Wednesday, July 20, 2011

Lesson #67: Managing Accounts Payable & Accounts Receivable

Posted By: George Deeb - 7/20/2011


& Comment

The more diligent you are at managing your working capital, specifically your accounts payable and accounts receivable, the easier it is to manage the ebbs and flows of your cash flow.

Accounts payable are current liabilities less than one year old.  And, more practicably, they represent your normal monthly operating expenses which get invoiced to you monthly.  One way to stretch your cash resources as a startup, is to stretch out the timing on when you actually pay your monthly bills.  Most bills get invoiced with 30-day due dates.  But, stretching those payments to 45-60 days can give you an extra 15-30 days of time to allow cash from revenues or other sources (e.g., financing) to materialize before having to go cash out of pocket.

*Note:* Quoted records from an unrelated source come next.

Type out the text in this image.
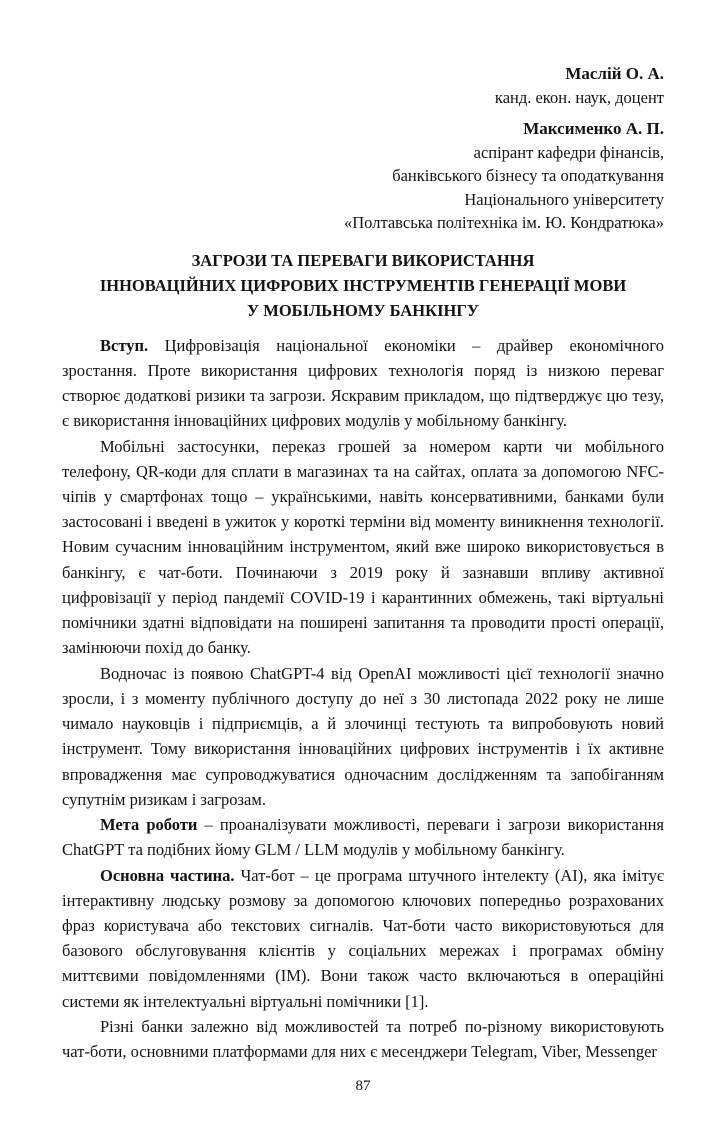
Маслій О. А.
канд. екон. наук, доцент
Максименко А. П.
аспірант кафедри фінансів,
банківського бізнесу та оподаткування
Національного університету
«Полтавська політехніка ім. Ю. Кондратюка»
ЗАГРОЗИ ТА ПЕРЕВАГИ ВИКОРИСТАННЯ
ІННОВАЦІЙНИХ ЦИФРОВИХ ІНСТРУМЕНТІВ ГЕНЕРАЦІЇ МОВИ
У МОБІЛЬНОМУ БАНКІНГУ

Вступ. Цифровізація національної економіки – драйвер економічного зростання. Проте використання цифрових технологія поряд із низкою переваг створює додаткові ризики та загрози. Яскравим прикладом, що підтверджує цю тезу, є використання інноваційних цифрових модулів у мобільному банкінгу.

Мобільні застосунки, переказ грошей за номером карти чи мобільного телефону, QR-коди для сплати в магазинах та на сайтах, оплата за допомогою NFC-чіпів у смартфонах тощо – українськими, навіть консервативними, банками були застосовані і введені в ужиток у короткі терміни від моменту виникнення технології. Новим сучасним інноваційним інструментом, який вже широко використовується в банкінгу, є чат-боти. Починаючи з 2019 року й зазнавши впливу активної цифровізації у період пандемії COVID-19 і карантинних обмежень, такі віртуальні помічники здатні відповідати на поширені запитання та проводити прості операції, замінюючи похід до банку.

Водночас із появою ChatGPT-4 від OpenAI можливості цієї технології значно зросли, і з моменту публічного доступу до неї з 30 листопада 2022 року не лише чимало науковців і підприємців, а й злочинці тестують та випробовують новий інструмент. Тому використання інноваційних цифрових інструментів і їх активне впровадження має супроводжуватися одночасним дослідженням та запобіганням супутнім ризикам і загрозам.

Мета роботи – проаналізувати можливості, переваги і загрози використання ChatGPT та подібних йому GLM / LLM модулів у мобільному банкінгу.

Основна частина. Чат-бот – це програма штучного інтелекту (AI), яка імітує інтерактивну людську розмову за допомогою ключових попередньо розрахованих фраз користувача або текстових сигналів. Чат-боти часто використовуються для базового обслуговування клієнтів у соціальних мережах і програмах обміну миттєвими повідомленнями (ІМ). Вони також часто включаються в операційні системи як інтелектуальні віртуальні помічники [1].

Різні банки залежно від можливостей та потреб по-різному використовують чат-боти, основними платформами для них є месенджери Telegram, Viber, Messenger

87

That said, the longer you stretch out the timing on paying your bills, the higher odds you piss off your vendors, where they may want to drop you or implement prepayment terms to continue the relationship.  In addition, late payments by you also increase the odds such late payments get reported to business services like Dun & Bradstreet (D&B) or the Better Business Bureau (BBB).  So, you don't want to use any long term techniques that would impact your public facing business credit ratings or corporate image.  So, only use these techniques when you have no other choice.

Accounts receivable are current assets less than one year old.  And, more practicably, they represent your normal monthly revenues which you invoice monthly.  So, the keys here are: (i) make sure you are invoicing your customers on the first date of each month, to get the collections clock started sooner than later; and (ii) make sure you have a process each month to follow up with late paying customers, to collect your cash sooner than later (e.g., monthly aging reports, controller who tracks down late payments).  The longer you take to invoice clients and the longer you take to collect late paying receivables, the more cash strains you are putting on your business.

And, manage your customers accordingly.  If you find yourself with consistently late paying customers, change the terms of doing business with them (e.g., to prepay only).  Or, an effective tactic is to shut off your services, until such late paying customer becomes current with paying your bills.  When all else fails, after months of delays in collecting payments, you may have no choice but to terminate the relationship with that customer, report them to D&B and the BBB and turn over your materially past-due receivable to a collection agency.  So, keep a budget for bad debts expense based on the credit of your customers, and what percent of your receivables they represent.

Don't get so bogged down with the running of your startup, that you forget to manage the timing of bills you need to pay and the timing of receivables you need to collect.  It can make a material difference to your cash flow, and can more easily get you through the tough times.